Thursday, January 21, 2010

Proprietary Information

This morning I learned that the American Meteorological Society was concluding its annual meeting today. This was from an NPR story I listened to on my way into work. During the story an attendee from Great Britain was interviewed. He was asked how the climate change community might gain back some credibility after the embarrassing "Climategate" email leak. His primary solution was a proposal to make all the data surrounding the leaked emails available to everyone. What a concept! But alas, the reporter went on to state how this would not be possible since the data concerned is proprietary. What? How in the world can data collected from the planet's weather patterns be proprietary? (Don't comment trying to tell me the answer to that question either)

This is not intended to be a post about climate change. I mention that story to illustrate the fact that the argument against release of data is eerily similar to that which the pharmaceutical industry uses to hide their data too, "It's proprietary." Nonsense! Again, how can data collected in clinical trials of humans be proprietary? It's not. Regrettably, legally speaking it has become so. This is all too familiar a refrain from big institutions and gives the appearance that there is something to hide. Within recent memory there have been pharmaceutical companies rebuffed for wrongly representing data about a product.

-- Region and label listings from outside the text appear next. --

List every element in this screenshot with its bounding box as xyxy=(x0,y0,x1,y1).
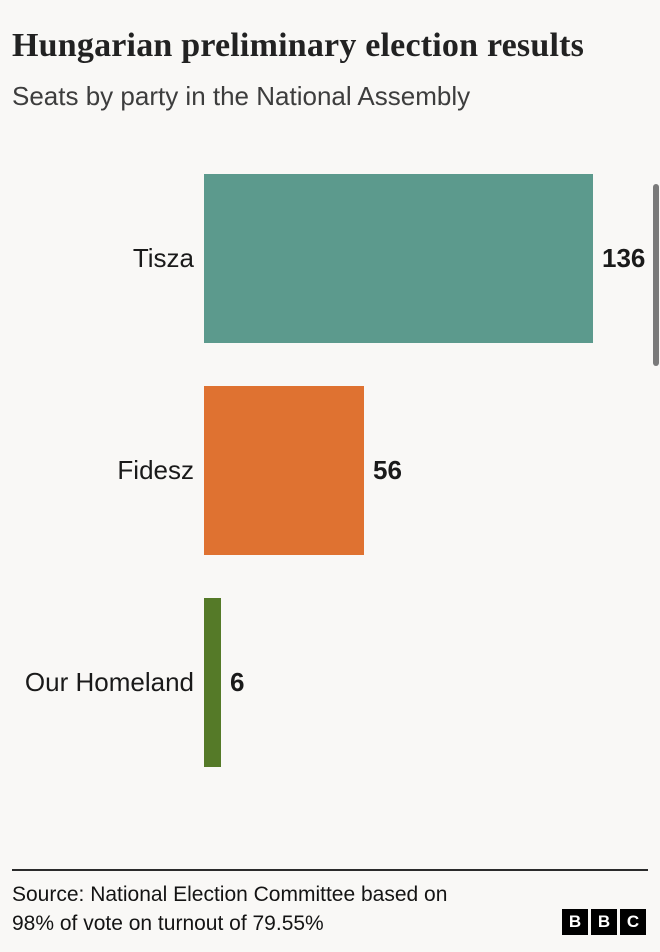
source-line-1: Source: National Election Committee base… xyxy=(12,883,448,907)
category-label-fidesz: Fidesz xyxy=(117,455,194,486)
chart-row: Our Homeland 6 xyxy=(12,598,648,768)
chart-subtitle: Seats by party in the National Assembly xyxy=(12,81,471,112)
bar-our-homeland xyxy=(204,598,221,768)
bbc-logo: B B C xyxy=(562,909,646,938)
value-label-our-homeland: 6 xyxy=(230,667,245,698)
chart-row: Fidesz 56 xyxy=(12,386,648,556)
value-label-fidesz: 56 xyxy=(373,455,402,486)
footer: Source: National Election Committee base… xyxy=(12,869,648,938)
chart-rows: Tisza 136 Fidesz 56 Our Homeland 6 xyxy=(12,174,648,768)
scrollbar-thumb[interactable] xyxy=(653,184,659,366)
page-title: Hungarian preliminary election results xyxy=(12,27,585,64)
bar-tisza xyxy=(204,174,593,344)
source-text: Source: National Election Committee base… xyxy=(12,881,447,938)
bbc-logo-letter-b1: B xyxy=(562,909,588,935)
value-label-tisza: 136 xyxy=(602,243,646,274)
source-line-2: 98% of vote on turnout of 79.55% xyxy=(12,911,324,935)
category-label-tisza: Tisza xyxy=(132,243,194,274)
bbc-logo-letter-b2: B xyxy=(591,909,617,935)
bar-fidesz xyxy=(204,386,364,556)
chart-row: Tisza 136 xyxy=(12,174,648,344)
bbc-logo-letter-c: C xyxy=(620,909,646,935)
bar-chart: Tisza 136 Fidesz 56 Our Homeland 6 xyxy=(12,174,648,768)
category-label-our-homeland: Our Homeland xyxy=(24,667,194,698)
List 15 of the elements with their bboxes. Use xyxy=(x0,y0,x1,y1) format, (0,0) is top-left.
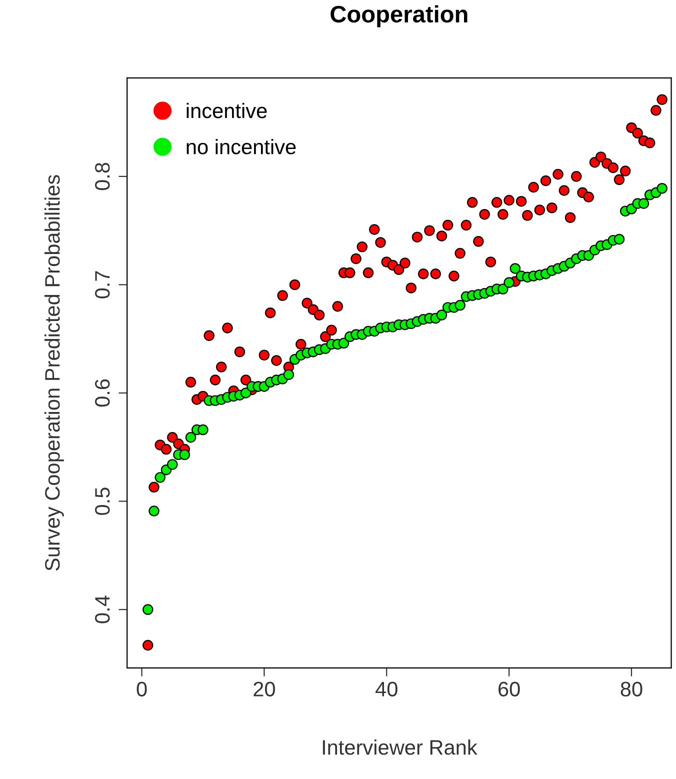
y-tick-label: 0.8 xyxy=(95,162,110,190)
x-tick-label: 0 xyxy=(136,682,147,696)
y-tick-label: 0.5 xyxy=(95,488,110,515)
legend-label: incentive xyxy=(186,102,267,118)
y-axis-title: Survey Cooperation Predicted Probabilities xyxy=(44,175,64,571)
chart-title: Cooperation xyxy=(330,5,468,28)
x-tick-label: 20 xyxy=(254,682,275,696)
x-axis-title: Interviewer Rank xyxy=(322,739,478,755)
legend-label: no incentive xyxy=(186,138,296,154)
y-tick-label: 0.6 xyxy=(95,379,110,407)
y-tick-label: 0.7 xyxy=(95,271,110,298)
x-tick-label: 40 xyxy=(376,682,398,696)
y-tick-label: 0.4 xyxy=(95,596,110,624)
x-tick-label: 60 xyxy=(498,682,520,696)
x-tick-label: 80 xyxy=(620,682,642,696)
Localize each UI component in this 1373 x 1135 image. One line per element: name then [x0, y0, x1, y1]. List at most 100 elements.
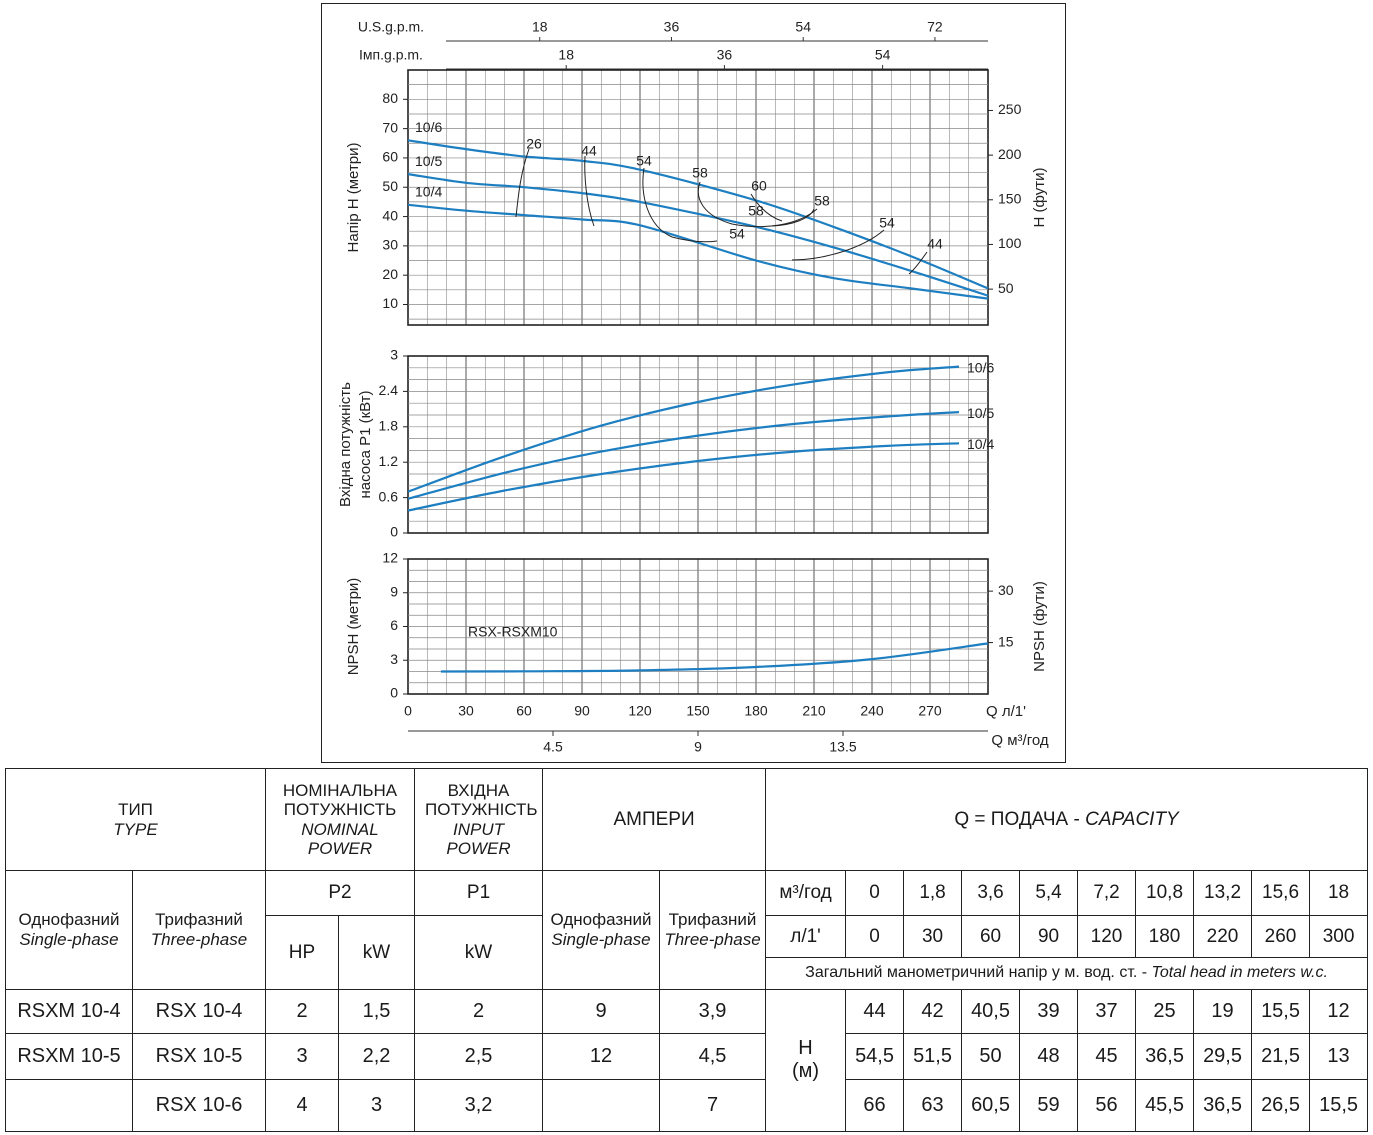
efficiency-curve	[771, 208, 815, 227]
input-power-uk: ВХІДНА ПОТУЖНІСТЬ	[425, 780, 538, 820]
model-three: RSX 10-5	[132, 1032, 266, 1080]
amps-single-en: Single-phase	[551, 929, 651, 949]
head-value: 59	[1019, 1078, 1079, 1133]
efficiency-curve	[584, 155, 595, 227]
amps-header: АМПЕРИ	[542, 767, 767, 872]
nominal-power-en: NOMINAL POWER	[301, 819, 379, 859]
m3h-cell: 7,2	[1077, 870, 1137, 917]
x-tick-label: 240	[860, 703, 884, 719]
x2-tick-label: 13.5	[829, 739, 856, 755]
efficiency-curve	[908, 251, 928, 275]
y-tick-label: 0	[390, 685, 398, 701]
efficiency-label: 54	[879, 215, 895, 231]
head-value: 54,5	[845, 1032, 905, 1080]
x-tick-label: 90	[574, 703, 590, 719]
efficiency-label: 60	[751, 178, 767, 194]
head-note: Загальний манометричний напір у м. вод. …	[765, 956, 1369, 990]
efficiency-label: 58	[692, 165, 708, 181]
lmin-cell: 260	[1251, 915, 1311, 958]
m3h-cell: 5,4	[1019, 870, 1079, 917]
head-value: 15,5	[1251, 988, 1311, 1034]
amps-single-value: 9	[542, 988, 661, 1034]
p1-value: 3,2	[414, 1078, 544, 1133]
three-phase-en: Three-phase	[150, 929, 248, 949]
h-label: H (м)	[765, 988, 847, 1133]
head-value: 56	[1077, 1078, 1137, 1133]
x-axis-label: Q л/1'	[986, 703, 1026, 720]
x2-axis-label: Q м³/год	[991, 732, 1048, 749]
y-tick-label: 6	[390, 617, 398, 633]
series-label: RSX-RSXM10	[468, 624, 558, 640]
lmin-cell: 30	[903, 915, 963, 958]
top-scale-tick-label: 36	[717, 47, 733, 63]
top-scale-tick-label: 54	[795, 19, 811, 35]
y2-axis-label: H (фути)	[1031, 168, 1048, 228]
head-value: 51,5	[903, 1032, 963, 1080]
efficiency-curve	[750, 193, 783, 222]
y-tick-label: 40	[382, 207, 398, 223]
series-label: 10/6	[415, 119, 442, 135]
head-value: 37	[1077, 988, 1137, 1034]
lmin-cell: 220	[1193, 915, 1253, 958]
input-power-header: ВХІДНА ПОТУЖНІСТЬ INPUT POWER	[414, 767, 544, 872]
lmin-cell: 90	[1019, 915, 1079, 958]
y2-tick-label: 50	[998, 280, 1014, 296]
series-line	[407, 411, 960, 500]
nominal-power-uk: НОМІНАЛЬНА ПОТУЖНІСТЬ	[282, 780, 398, 820]
efficiency-curve	[642, 167, 718, 243]
capacity-en: CAPACITY	[1085, 808, 1179, 830]
kw-header: kW	[337, 915, 416, 990]
table-row: RSXM 10-5 RSX 10-5 3 2,2 2,5 12 4,5 54,5…	[5, 1032, 1369, 1080]
amps-three-value: 3,9	[659, 988, 767, 1034]
head-value: 36,5	[1193, 1078, 1253, 1133]
lmin-cell: 180	[1135, 915, 1195, 958]
series-line	[407, 173, 989, 297]
kw-value: 2,2	[337, 1032, 416, 1080]
type-header-uk: ТИП	[118, 800, 153, 820]
amps-three-header: Трифазний Three-phase	[659, 870, 767, 990]
h-label-unit: (м)	[791, 1060, 820, 1083]
head-value: 12	[1309, 988, 1369, 1034]
head-value: 48	[1019, 1032, 1079, 1080]
y2-tick-label: 200	[998, 146, 1022, 162]
x-tick-label: 120	[628, 703, 652, 719]
type-header: ТИП TYPE	[5, 767, 266, 872]
series-line	[407, 365, 960, 493]
efficiency-curve	[697, 181, 818, 228]
plot-border	[407, 69, 989, 326]
plot-border	[407, 355, 989, 534]
head-note-en: Total head in meters w.c.	[1151, 963, 1328, 981]
table-sub-row-1: Однофазний Single-phase Трифазний Three-…	[5, 870, 1369, 990]
y-tick-label: 3	[390, 347, 398, 363]
m3h-cell: 18	[1309, 870, 1369, 917]
h-label-letter: H	[798, 1037, 813, 1060]
three-phase-header: Трифазний Three-phase	[132, 870, 266, 990]
head-value: 50	[961, 1032, 1021, 1080]
efficiency-label: 58	[748, 203, 764, 219]
p1-value: 2	[414, 988, 544, 1034]
amps-single-uk: Однофазний	[550, 910, 652, 930]
y2-tick-label: 150	[998, 190, 1022, 206]
y2-tick-label: 100	[998, 235, 1022, 251]
x-tick-label: 270	[918, 703, 942, 719]
series-label: 10/6	[967, 359, 994, 375]
top-scale-tick-label: 72	[927, 19, 943, 35]
series-label: 10/5	[415, 153, 442, 169]
efficiency-label: 44	[581, 143, 597, 159]
amps-three-uk: Трифазний	[668, 910, 757, 930]
table-sub-row-2: HP kW kW л/1' 0 30 60 90 120 180 220 260…	[6, 915, 1369, 990]
y-tick-label: 70	[382, 119, 398, 135]
p1-kw-header: kW	[414, 915, 544, 990]
table-header-row: ТИП TYPE НОМІНАЛЬНА ПОТУЖНІСТЬ NOMINAL P…	[5, 767, 1369, 872]
top-scale-tick-label: 18	[558, 47, 574, 63]
amps-single-value: 12	[542, 1032, 661, 1080]
single-phase-uk: Однофазний	[18, 910, 120, 930]
efficiency-label: 44	[927, 236, 943, 252]
p1-header: P1	[414, 870, 544, 917]
head-value: 26,5	[1251, 1078, 1311, 1133]
x-tick-label: 180	[744, 703, 768, 719]
head-value: 25	[1135, 988, 1195, 1034]
top-scale-tick-label: 54	[875, 47, 891, 63]
x-tick-label: 210	[802, 703, 826, 719]
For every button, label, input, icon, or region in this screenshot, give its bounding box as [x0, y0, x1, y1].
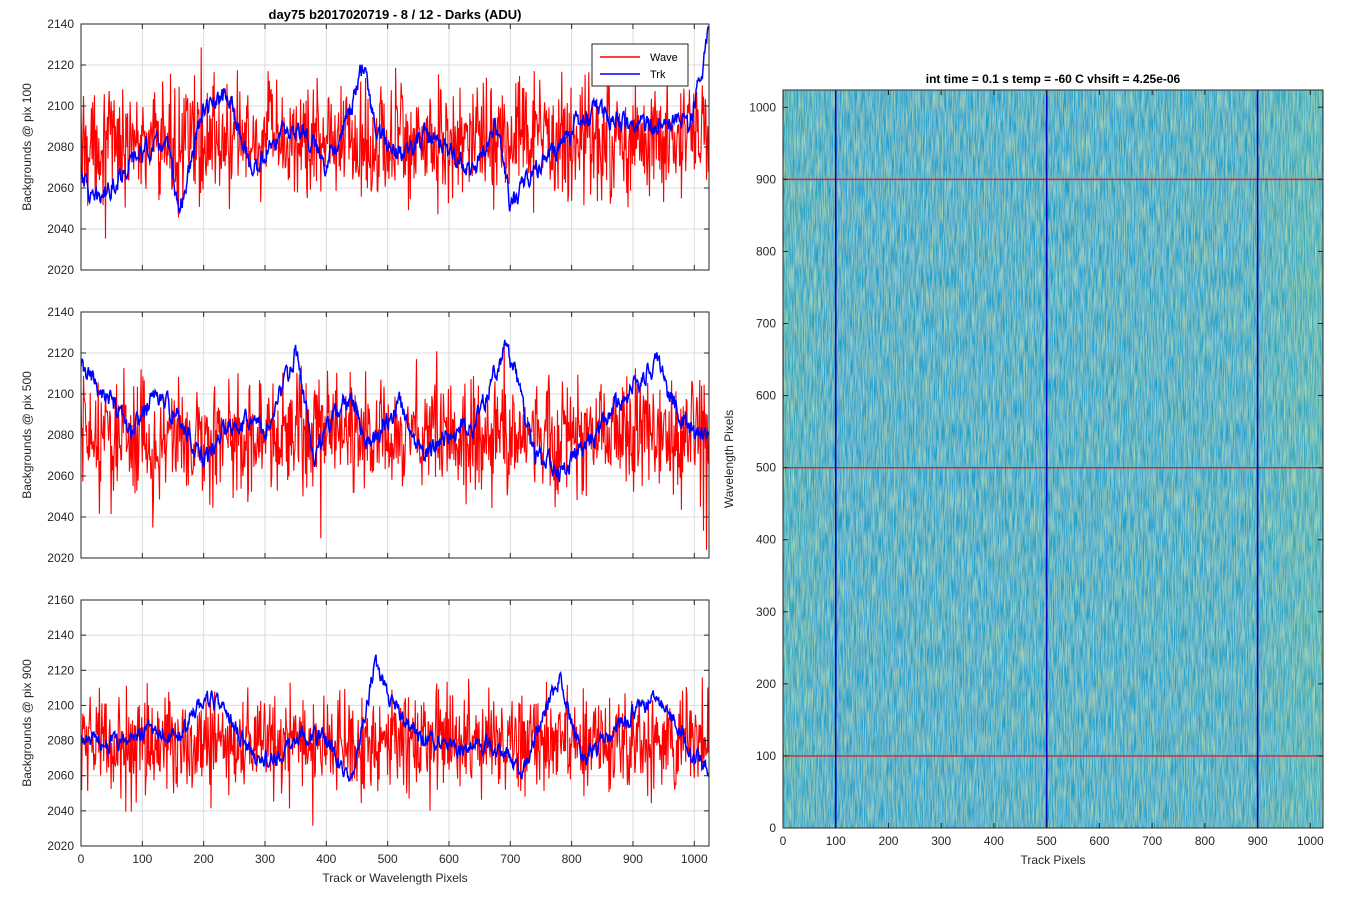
y-tick-label: 2120	[47, 346, 74, 360]
legend-box	[591, 43, 689, 87]
heatmap-texture	[783, 90, 1323, 828]
series-line-trk	[81, 654, 709, 782]
y-axis-label: Wavelength Pixels	[722, 410, 736, 508]
y-tick-label: 700	[756, 317, 776, 331]
legend-entry: Trk	[650, 69, 666, 81]
x-tick-label: 100	[132, 852, 152, 866]
y-tick-label: 500	[756, 461, 776, 475]
x-tick-label: 1000	[1297, 834, 1324, 848]
y-tick-label: 600	[756, 389, 776, 403]
x-tick-label: 600	[439, 852, 459, 866]
y-tick-label: 400	[756, 533, 776, 547]
y-tick-label: 2020	[47, 839, 74, 853]
figure-title: day75 b2017020719 - 8 / 12 - Darks (ADU)	[269, 7, 522, 22]
y-axis-label: Backgrounds @ pix 900	[20, 659, 34, 787]
x-tick-label: 500	[378, 852, 398, 866]
y-tick-label: 2120	[47, 58, 74, 72]
x-axis-label: Track or Wavelength Pixels	[322, 871, 467, 885]
x-tick-label: 400	[316, 852, 336, 866]
y-tick-label: 900	[756, 172, 776, 186]
series-line-wave	[81, 343, 709, 550]
x-tick-label: 900	[623, 852, 643, 866]
y-tick-label: 2140	[47, 17, 74, 31]
x-tick-label: 700	[1142, 834, 1162, 848]
y-tick-label: 2100	[47, 387, 74, 401]
line-plot-pix-500: 2020 2040 2060 2080 2100 2120 2140 Backgrounds …	[20, 305, 710, 565]
x-tick-label: 900	[1248, 834, 1268, 848]
series-line-trk	[81, 339, 709, 483]
x-tick-label: 400	[984, 834, 1004, 848]
y-tick-label: 800	[756, 244, 776, 258]
x-axis-label: Track Pixels	[1021, 853, 1086, 867]
legend-entry: Wave	[650, 52, 678, 64]
legend: Wave Trk	[591, 43, 689, 87]
y-axis-label: Backgrounds @ pix 100	[20, 83, 34, 211]
y-tick-label: 300	[756, 605, 776, 619]
y-tick-label: 1000	[749, 100, 776, 114]
y-tick-label: 2020	[47, 551, 74, 565]
axes-box	[80, 599, 710, 847]
y-tick-label: 2040	[47, 222, 74, 236]
y-tick-label: 100	[756, 749, 776, 763]
series-line-trk	[81, 25, 709, 215]
x-tick-label: 1000	[681, 852, 708, 866]
y-tick-label: 2040	[47, 804, 74, 818]
y-tick-label: 2040	[47, 510, 74, 524]
line-plot-pix-900: 0 100 200 300 400 500 600 700 800 900 1000 2020 2040…	[20, 593, 710, 885]
y-tick-label: 2140	[47, 628, 74, 642]
y-tick-label: 2060	[47, 769, 74, 783]
x-tick-label: 0	[780, 834, 787, 848]
y-tick-label: 2020	[47, 263, 74, 277]
x-tick-label: 300	[931, 834, 951, 848]
x-tick-label: 0	[78, 852, 85, 866]
line-plot-pix-100: 2020 2040 2060 2080 2100 2120 2140 Backgrounds …	[20, 17, 710, 277]
x-tick-label: 200	[878, 834, 898, 848]
axes-box	[782, 89, 1324, 829]
series-line-wave	[81, 47, 709, 239]
x-tick-label: 100	[826, 834, 846, 848]
y-tick-label: 2060	[47, 181, 74, 195]
y-tick-label: 2100	[47, 698, 74, 712]
x-tick-label: 300	[255, 852, 275, 866]
x-tick-label: 800	[562, 852, 582, 866]
x-tick-label: 500	[1037, 834, 1057, 848]
y-tick-label: 2140	[47, 305, 74, 319]
x-tick-label: 600	[1089, 834, 1109, 848]
y-tick-label: 2080	[47, 734, 74, 748]
y-tick-label: 200	[756, 677, 776, 691]
heatmap-plot: 0 100 200 300 400 500 600 700 800 900 1000 0 100 200 3…	[722, 72, 1324, 867]
y-tick-label: 2160	[47, 593, 74, 607]
y-tick-label: 2120	[47, 663, 74, 677]
x-tick-label: 800	[1195, 834, 1215, 848]
y-axis-label: Backgrounds @ pix 500	[20, 371, 34, 499]
y-tick-label: 2060	[47, 469, 74, 483]
x-tick-label: 700	[500, 852, 520, 866]
y-tick-label: 0	[769, 821, 776, 835]
y-tick-label: 2080	[47, 428, 74, 442]
chart-title: int time = 0.1 s temp = -60 C vhsift = 4…	[926, 72, 1181, 86]
x-tick-label: 200	[194, 852, 214, 866]
y-tick-label: 2100	[47, 99, 74, 113]
y-tick-label: 2080	[47, 140, 74, 154]
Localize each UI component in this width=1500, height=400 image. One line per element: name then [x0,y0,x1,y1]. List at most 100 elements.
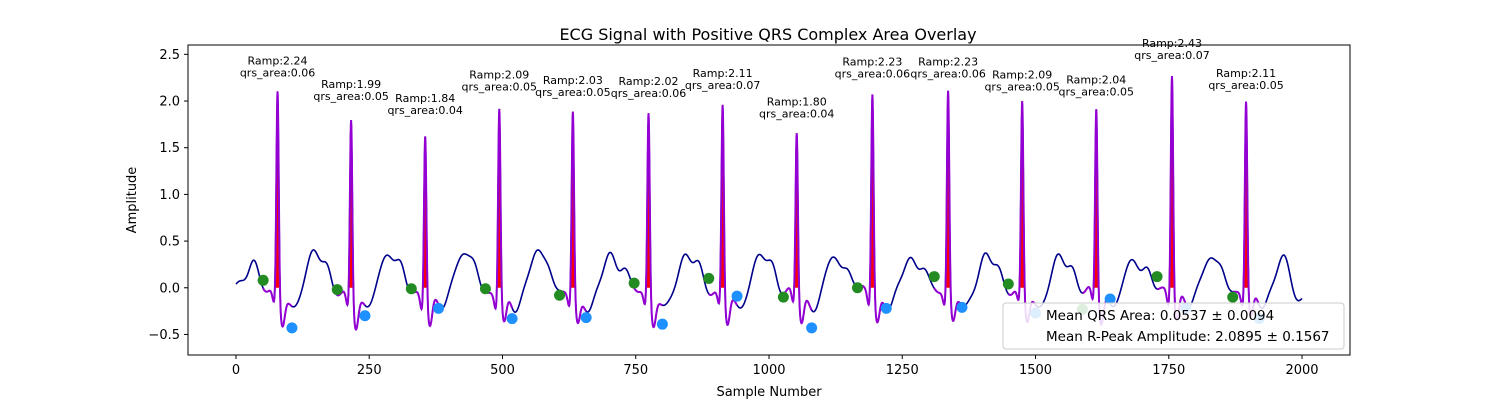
qrs-segment-line [262,91,293,328]
qrs-area-fill [934,90,962,288]
qrs-onset-marker [405,283,417,295]
r-peak-amplitude-label: Ramp:2.24 [248,55,308,68]
annotation-layer: Ramp:2.24qrs_area:0.06Ramp:1.99qrs_area:… [240,37,1284,121]
qrs-area-label: qrs_area:0.05 [1059,85,1134,98]
x-tick-label: 1750 [1152,363,1185,378]
qrs-onset-marker [928,271,940,283]
qrs-area-label: qrs_area:0.04 [759,108,834,121]
qrs-area-label: qrs_area:0.07 [1134,49,1209,62]
qrs-onset-marker [331,284,343,296]
x-tick-label: 2000 [1285,363,1318,378]
qrs-segment-layer [262,76,1261,331]
x-tick-label: 1000 [752,363,785,378]
qrs-onset-marker [257,274,269,286]
qrs-onset-marker [1151,271,1163,283]
r-peak-amplitude-label: Ramp:2.11 [1216,67,1276,80]
qrs-segment-line [411,136,440,328]
qrs-offset-marker [656,318,668,330]
y-axis-ticks: −0.5 0.0 0.5 1.0 1.5 2.0 2.5 [148,48,188,343]
x-tick-label: 0 [232,363,240,378]
qrs-segment-line [782,133,813,325]
y-tick-label: 2.0 [159,95,180,110]
x-tick-label: 1250 [886,363,919,378]
qrs-offset-marker [580,312,592,324]
r-peak-amplitude-label: Ramp:2.04 [1066,73,1126,86]
qrs-area-fill [708,104,738,288]
r-peak-amplitude-label: Ramp:2.09 [469,69,529,82]
y-tick-label: −0.5 [148,328,180,343]
qrs-area-fill [263,91,292,288]
qrs-segment-line [559,111,587,325]
qrs-onset-marker [703,272,715,284]
qrs-onset-marker [554,289,566,301]
x-axis-title: Sample Number [716,385,822,400]
qrs-area-fill [1082,109,1111,288]
qrs-area-label: qrs_area:0.06 [910,68,985,81]
qrs-offset-marker [731,290,743,302]
qrs-area-fill [634,113,663,288]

Like open source projects enlisting the help of millions of programmers world wide, data which holds the potential to alter lives as significantly as drugs people take, which could endanger their lives, should be wide open for review like open source code. There are literally millions of physicians, scientists and other health care providers whose eyes should be reviewing the data of pharmaceutical and medical device companies. Basically, the data needs to be crowdsourced.

Original data is not always included in studies. A lot of the data seen in the "peer reviewed" journals has already been washed by the statistical analysis deemed appropriated by the researchers. One of the most damning issues of studies is the lack of the appropriate statistical "power." In other words, the data pool is too small to give an accurate representation. The lower the likelihood of something occurring generally means a larger pool of study subjects is needed in order to make accurate statements. Often, power analysis is either thrown by the wayside or not mentioned by the researchers at all. One day, current technology will come to health care and we will be able to collect massive amounts of data and it will all be available for review, to everyone. At least that is my dream. Then no one can cry "proprietary" in order to protect their market share. The company or companies that get this first will be on a trajectory far above all their competitors.